Seneca Foundry boasts more than a fair share of clients with a variety of molding processes, when it comes to gray and ductile iron castings. While the Webster City-based enterprise has a wide range and the capability for high volume work, their specialty is quality — from one to 1,000-piece runs.

Mason appreciated the visit from the Congressman.

“The visit was very positive,” Mason said. “I appreciate his time in stopping in today, and he was definitely listening to concerns that we have and sometimes, that’s the most that you can ask for.”

McCullough also provided insights to the tour. Prior to the walkthrough, McCullough spoke about the history of his family’s business, from its humble origins to its current location, which was built in 1972.

“From my side of it, I like telling our story,” McCullough said. “It’s nice that he listens to that, and gets a sense of history to businesses here in Iowa. He gets to see what we do and how we fit into the local and national economies. He can put the pieces together.”

Through his tour de force, Feenstra is able to paint a picture and advocate for his constituents throughout Iowa’s fourth district.

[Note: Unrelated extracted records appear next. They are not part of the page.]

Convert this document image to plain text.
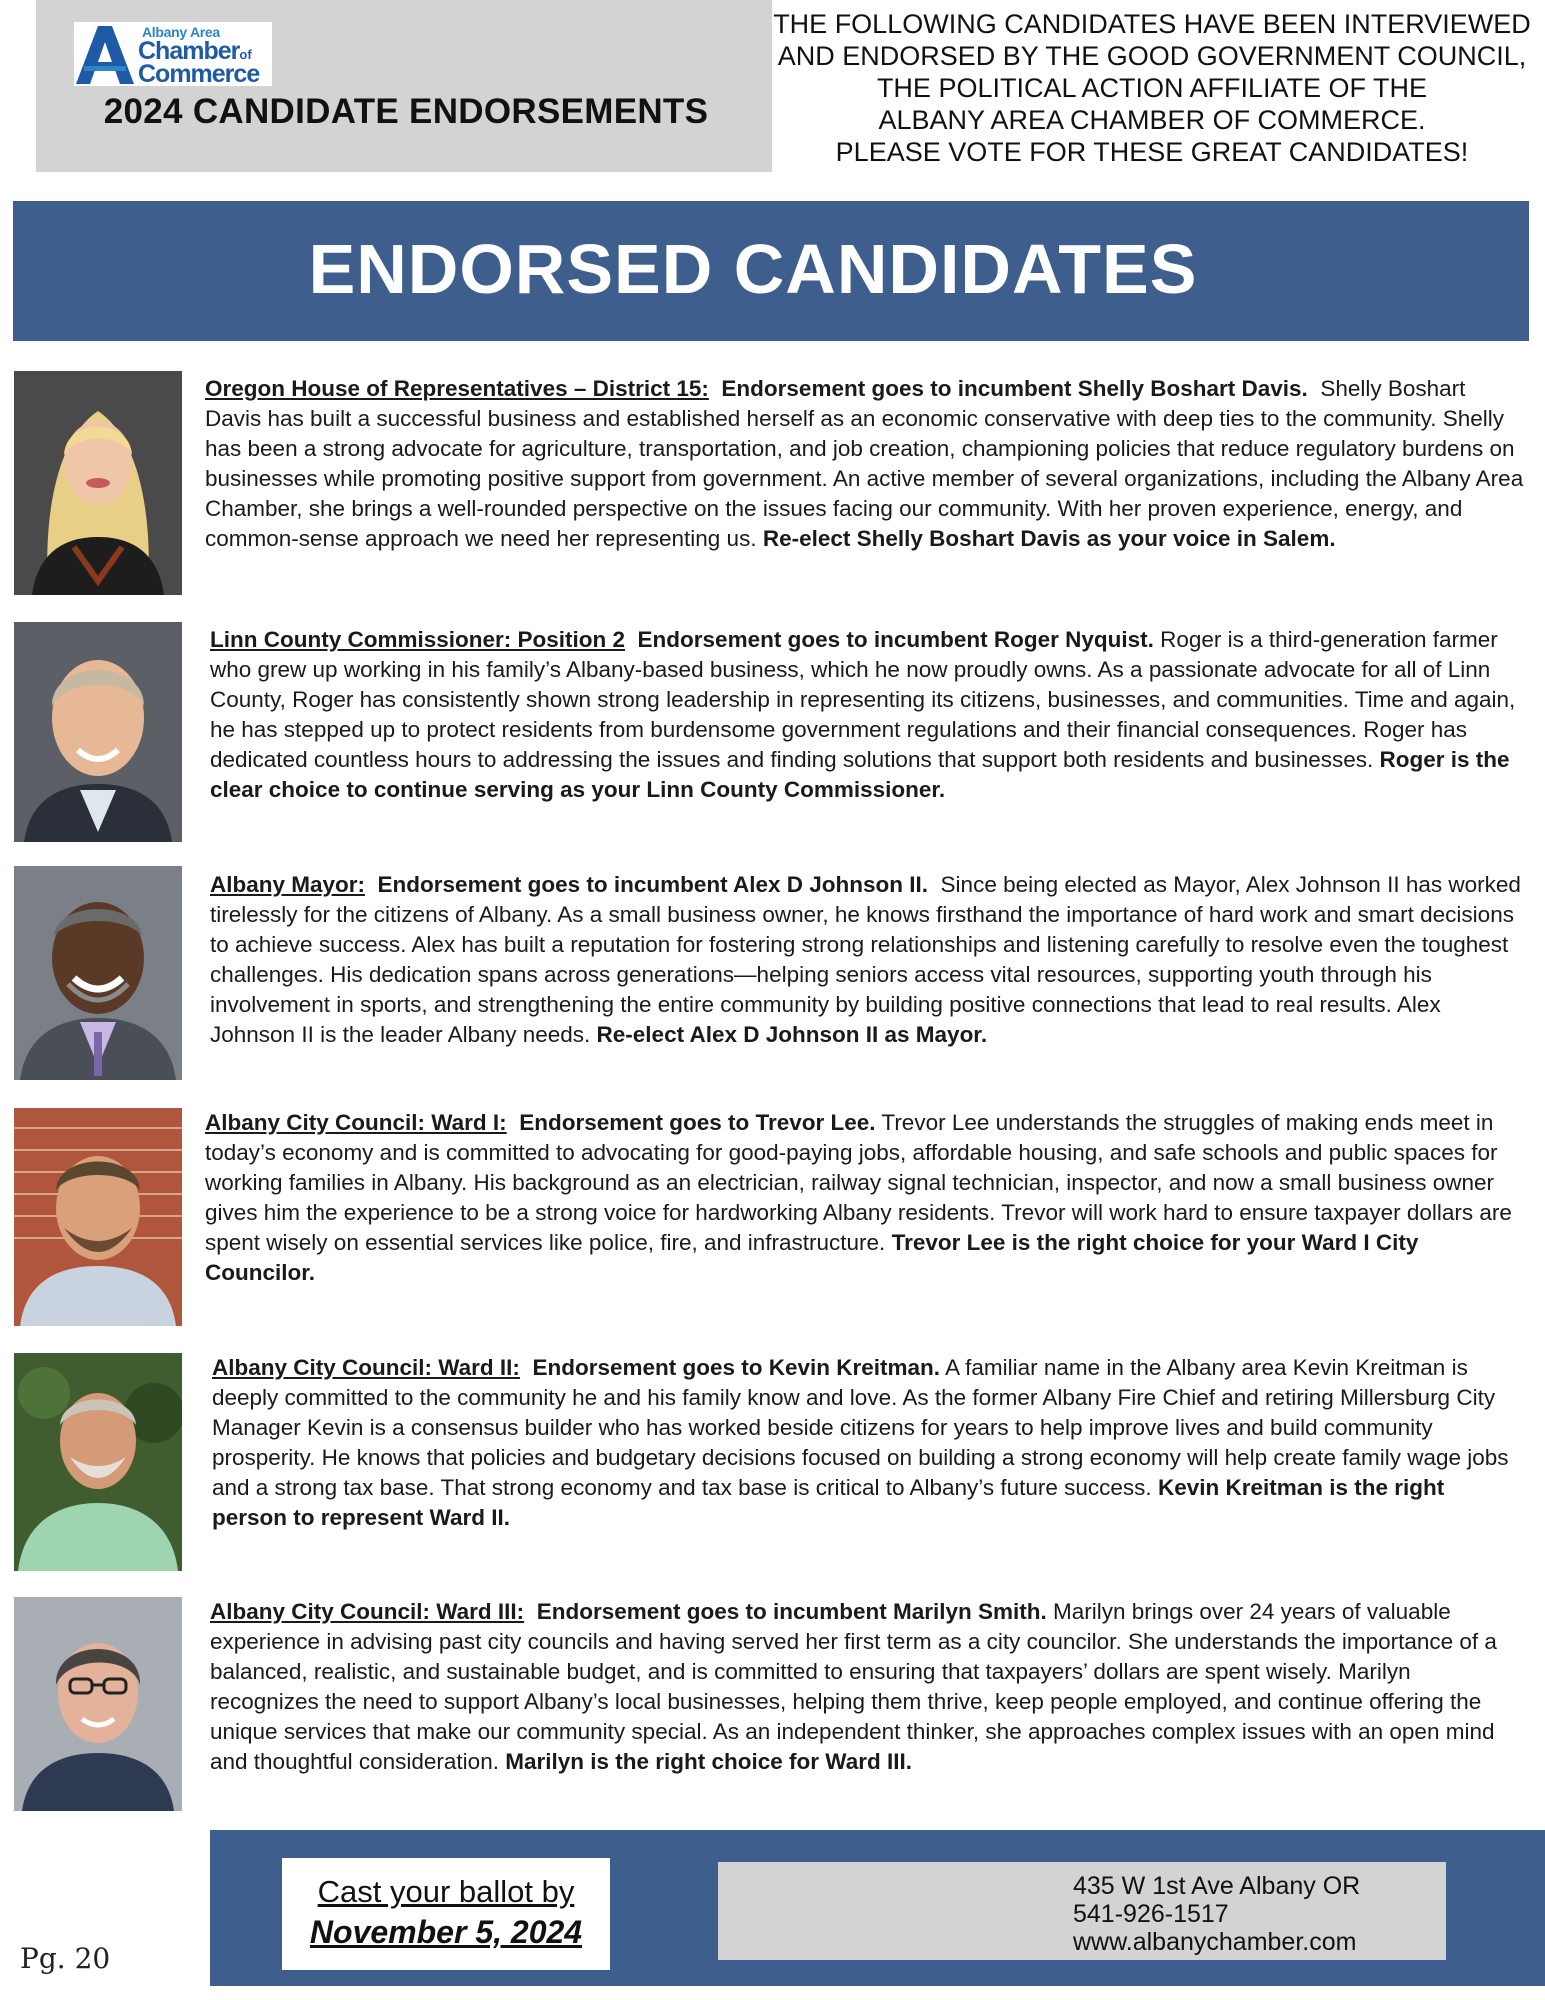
Albany Area
Chamberof
Commerce
2024 CANDIDATE ENDORSEMENTS
THE FOLLOWING CANDIDATES HAVE BEEN INTERVIEWED
AND ENDORSED BY THE GOOD GOVERNMENT COUNCIL,
THE POLITICAL ACTION AFFILIATE OF THE
ALBANY AREA CHAMBER OF COMMERCE.
PLEASE VOTE FOR THESE GREAT CANDIDATES!
ENDORSED CANDIDATES
Oregon House of Representatives – District 15: Endorsement goes to incumbent Shelly Boshart Davis. Shelly Boshart Davis has built a successful business and established herself as an economic conservative with deep ties to the community. Shelly has been a strong advocate for agriculture, transportation, and job creation, championing policies that reduce regulatory burdens on businesses while promoting positive support from government. An active member of several organizations, including the Albany Area Chamber, she brings a well-rounded perspective on the issues facing our community. With her proven experience, energy, and common-sense approach we need her representing us. Re-elect Shelly Boshart Davis as your voice in Salem.
Linn County Commissioner: Position 2 Endorsement goes to incumbent Roger Nyquist. Roger is a third-generation farmer who grew up working in his family’s Albany-based business, which he now proudly owns. As a passionate advocate for all of Linn County, Roger has consistently shown strong leadership in representing its citizens, businesses, and communities. Time and again, he has stepped up to protect residents from burdensome government regulations and their financial consequences. Roger has dedicated countless hours to addressing the issues and finding solutions that support both residents and businesses. Roger is the clear choice to continue serving as your Linn County Commissioner.
Albany Mayor: Endorsement goes to incumbent Alex D Johnson II. Since being elected as Mayor, Alex Johnson II has worked tirelessly for the citizens of Albany. As a small business owner, he knows firsthand the importance of hard work and smart decisions to achieve success. Alex has built a reputation for fostering strong relationships and listening carefully to resolve even the toughest challenges. His dedication spans across generations—helping seniors access vital resources, supporting youth through his involvement in sports, and strengthening the entire community by building positive connections that lead to real results. Alex Johnson II is the leader Albany needs. Re-elect Alex D Johnson II as Mayor.
Albany City Council: Ward I: Endorsement goes to Trevor Lee. Trevor Lee understands the struggles of making ends meet in today’s economy and is committed to advocating for good-paying jobs, affordable housing, and safe schools and public spaces for working families in Albany. His background as an electrician, railway signal technician, inspector, and now a small business owner gives him the experience to be a strong voice for hardworking Albany residents. Trevor will work hard to ensure taxpayer dollars are spent wisely on essential services like police, fire, and infrastructure. Trevor Lee is the right choice for your Ward I City Councilor.
Albany City Council: Ward II: Endorsement goes to Kevin Kreitman. A familiar name in the Albany area Kevin Kreitman is deeply committed to the community he and his family know and love. As the former Albany Fire Chief and retiring Millersburg City Manager Kevin is a consensus builder who has worked beside citizens for years to help improve lives and build community prosperity. He knows that policies and budgetary decisions focused on building a strong economy will help create family wage jobs and a strong tax base. That strong economy and tax base is critical to Albany’s future success. Kevin Kreitman is the right person to represent Ward II.
Albany City Council: Ward III: Endorsement goes to incumbent Marilyn Smith. Marilyn brings over 24 years of valuable experience in advising past city councils and having served her first term as a city councilor. She understands the importance of a balanced, realistic, and sustainable budget, and is committed to ensuring that taxpayers’ dollars are spent wisely. Marilyn recognizes the need to support Albany’s local businesses, helping them thrive, keep people employed, and continue offering the unique services that make our community special. As an independent thinker, she approaches complex issues with an open mind and thoughtful consideration. Marilyn is the right choice for Ward III.
Cast your ballot by
November 5, 2024
435 W 1st Ave Albany OR
541-926-1517
www.albanychamber.com
Pg. 20
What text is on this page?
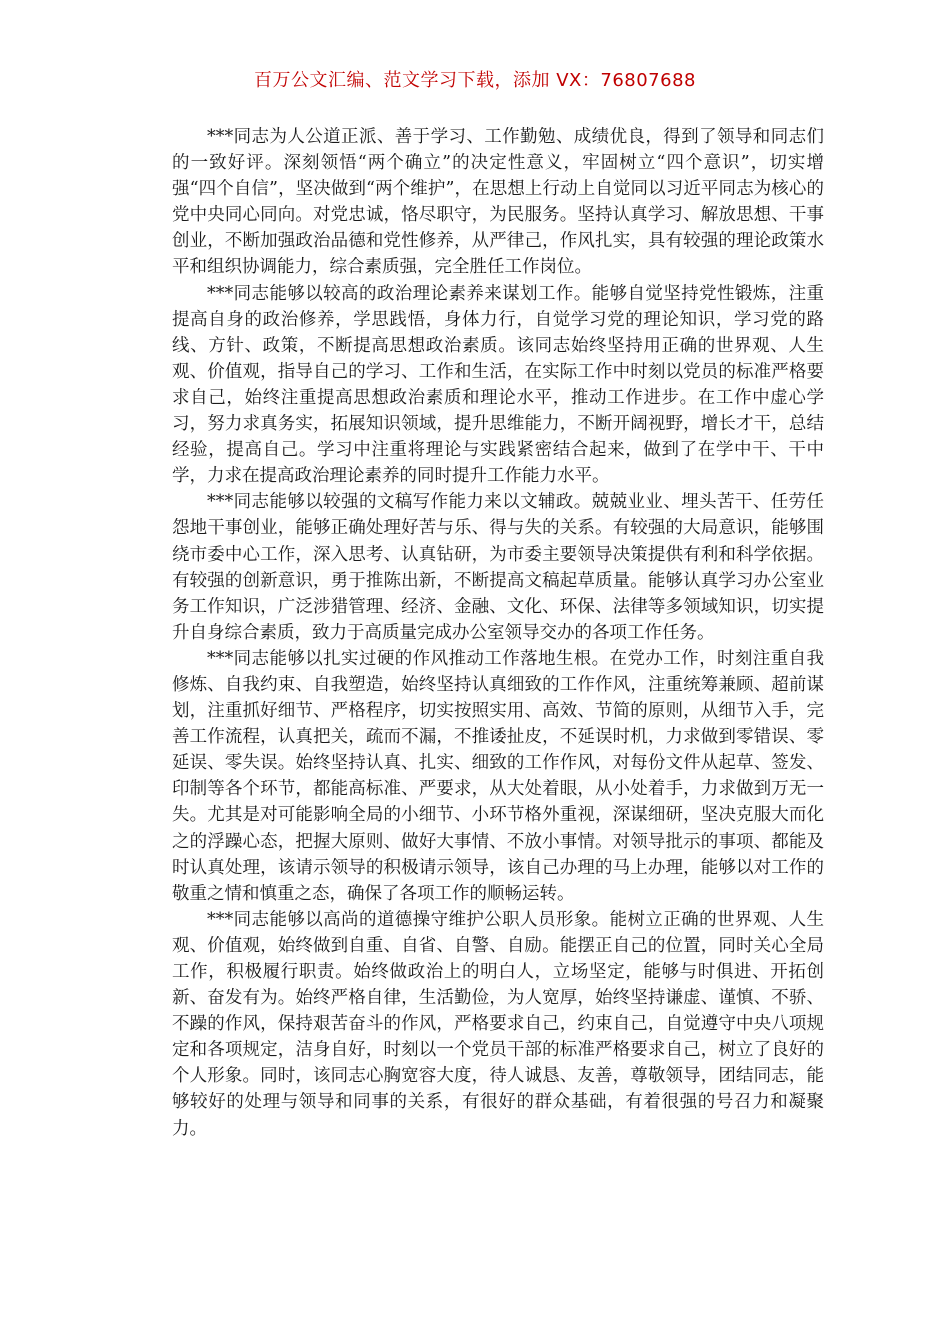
百万公文汇编、范文学习下载，添加 VX：76807688

***同志为人公道正派、善于学习、工作勤勉、成绩优良，得到了领导和同志们的一致好评。深刻领悟“两个确立”的决定性意义，牢固树立“四个意识”，切实增强“四个自信”，坚决做到“两个维护”，在思想上行动上自觉同以习近平同志为核心的党中央同心同向。对党忠诚，恪尽职守，为民服务。坚持认真学习、解放思想、干事创业，不断加强政治品德和党性修养，从严律己，作风扎实，具有较强的理论政策水平和组织协调能力，综合素质强，完全胜任工作岗位。

***同志能够以较高的政治理论素养来谋划工作。能够自觉坚持党性锻炼，注重提高自身的政治修养，学思践悟，身体力行，自觉学习党的理论知识，学习党的路线、方针、政策，不断提高思想政治素质。该同志始终坚持用正确的世界观、人生观、价值观，指导自己的学习、工作和生活，在实际工作中时刻以党员的标准严格要求自己，始终注重提高思想政治素质和理论水平，推动工作进步。在工作中虚心学习，努力求真务实，拓展知识领域，提升思维能力，不断开阔视野，增长才干，总结经验，提高自己。学习中注重将理论与实践紧密结合起来，做到了在学中干、干中学，力求在提高政治理论素养的同时提升工作能力水平。

***同志能够以较强的文稿写作能力来以文辅政。兢兢业业、埋头苦干、任劳任怨地干事创业，能够正确处理好苦与乐、得与失的关系。有较强的大局意识，能够围绕市委中心工作，深入思考、认真钻研，为市委主要领导决策提供有利和科学依据。有较强的创新意识，勇于推陈出新，不断提高文稿起草质量。能够认真学习办公室业务工作知识，广泛涉猎管理、经济、金融、文化、环保、法律等多领域知识，切实提升自身综合素质，致力于高质量完成办公室领导交办的各项工作任务。

***同志能够以扎实过硬的作风推动工作落地生根。在党办工作，时刻注重自我修炼、自我约束、自我塑造，始终坚持认真细致的工作作风，注重统筹兼顾、超前谋划，注重抓好细节、严格程序，切实按照实用、高效、节简的原则，从细节入手，完善工作流程，认真把关，疏而不漏，不推诿扯皮，不延误时机，力求做到零错误、零延误、零失误。始终坚持认真、扎实、细致的工作作风，对每份文件从起草、签发、印制等各个环节，都能高标准、严要求，从大处着眼，从小处着手，力求做到万无一失。尤其是对可能影响全局的小细节、小环节格外重视，深谋细研，坚决克服大而化之的浮躁心态，把握大原则、做好大事情、不放小事情。对领导批示的事项、都能及时认真处理，该请示领导的积极请示领导，该自己办理的马上办理，能够以对工作的敬重之情和慎重之态，确保了各项工作的顺畅运转。

***同志能够以高尚的道德操守维护公职人员形象。能树立正确的世界观、人生观、价值观，始终做到自重、自省、自警、自励。能摆正自己的位置，同时关心全局工作，积极履行职责。始终做政治上的明白人，立场坚定，能够与时俱进、开拓创新、奋发有为。始终严格自律，生活勤俭，为人宽厚，始终坚持谦虚、谨慎、不骄、不躁的作风，保持艰苦奋斗的作风，严格要求自己，约束自己，自觉遵守中央八项规定和各项规定，洁身自好，时刻以一个党员干部的标准严格要求自己，树立了良好的个人形象。同时，该同志心胸宽容大度，待人诚恳、友善，尊敬领导，团结同志，能够较好的处理与领导和同事的关系，有很好的群众基础，有着很强的号召力和凝聚力。
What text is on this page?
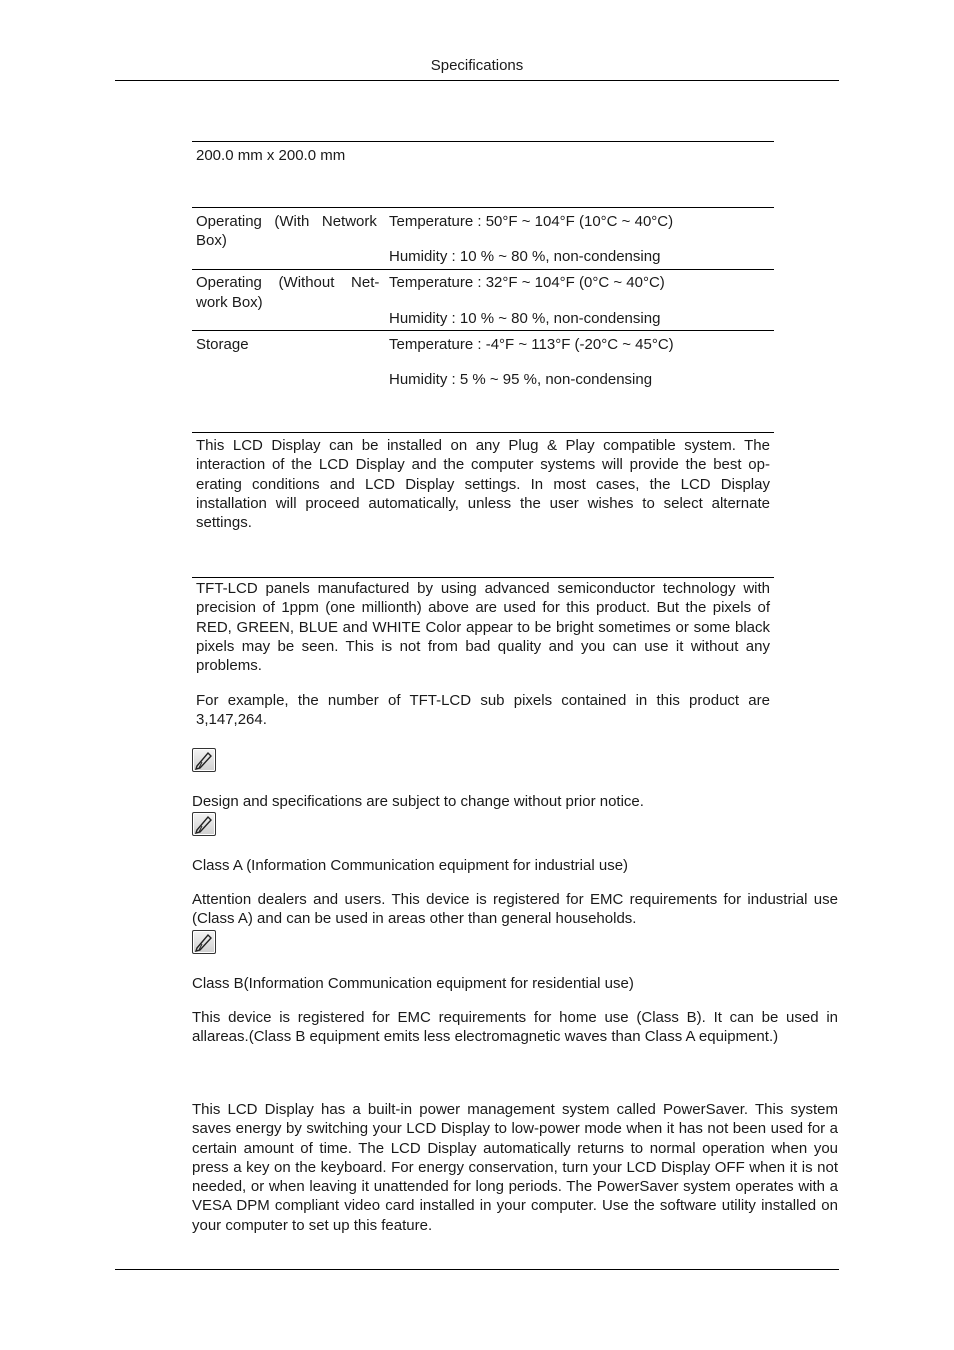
Specifications
200.0 mm x 200.0 mm
Operating   (With   Network
Box)
Temperature : 50°F ~ 104°F (10°C ~ 40°C)
Humidity : 10 % ~ 80 %, non-condensing
Operating    (Without    Net-
work Box)
Temperature : 32°F ~ 104°F (0°C ~ 40°C)
Humidity : 10 % ~ 80 %, non-condensing
Storage	Temperature : -4°F ~ 113°F (-20°C ~ 45°C)
Humidity : 5 % ~ 95 %, non-condensing
This LCD Display can be installed on any Plug & Play compatible system. The interaction of the LCD Display and the computer systems will provide the best op-erating conditions and LCD Display settings. In most cases, the LCD Display installation will proceed automatically, unless the user wishes to select alternate settings.
TFT-LCD panels manufactured by using advanced semiconductor technology with precision of 1ppm (one millionth) above are used for this product. But the pixels of RED, GREEN, BLUE and WHITE Color appear to be bright sometimes or some black pixels may be seen. This is not from bad quality and you can use it without any problems.
For example, the number of TFT-LCD sub pixels contained in this product are 3,147,264.
Design and specifications are subject to change without prior notice.
Class A (Information Communication equipment for industrial use)
Attention dealers and users. This device is registered for EMC requirements for industrial use (Class A) and can be used in areas other than general households.
Class B(Information Communication equipment for residential use)
This device is registered for EMC requirements for home use (Class B). It can be used in allareas.(Class B equipment emits less electromagnetic waves than Class A equipment.)
This LCD Display has a built-in power management system called PowerSaver. This system saves energy by switching your LCD Display to low-power mode when it has not been used for a certain amount of time. The LCD Display automatically returns to normal operation when you press a key on the keyboard. For energy conservation, turn your LCD Display OFF when it is not needed, or when leaving it unattended for long periods. The PowerSaver system operates with a VESA DPM compliant video card installed in your computer. Use the software utility installed on your computer to set up this feature.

“To see what’s happening in every county and in every community, there are diamonds,” Feenstra said. “Seneca Foundry is one of those diamonds that not everybody understands. What I do is to advocate on their behalf in Washington, D.C. Whether it is environmental, workforce or taxing issues, I want to be their voice.”

“It’s not always fighting for policies, it’s working with agencies that affect their business,” Feenstra added.

Currently on Capitol Hill, Feenstra is working on the current Farm Bill and efforts regarding the debt ceiling.

“(The upcoming Farm Bill) affects the whole agricultural community, and how that works,” Feenstra said. “I sit on the agricultural committee and I’m very involved with that process. The debt ceiling is another issue. We’ve spent $31 trillion and we have to figure out a way to start paying that back and how to raise the ceiling, which is two-fold. I’m trying to resolve that issue.”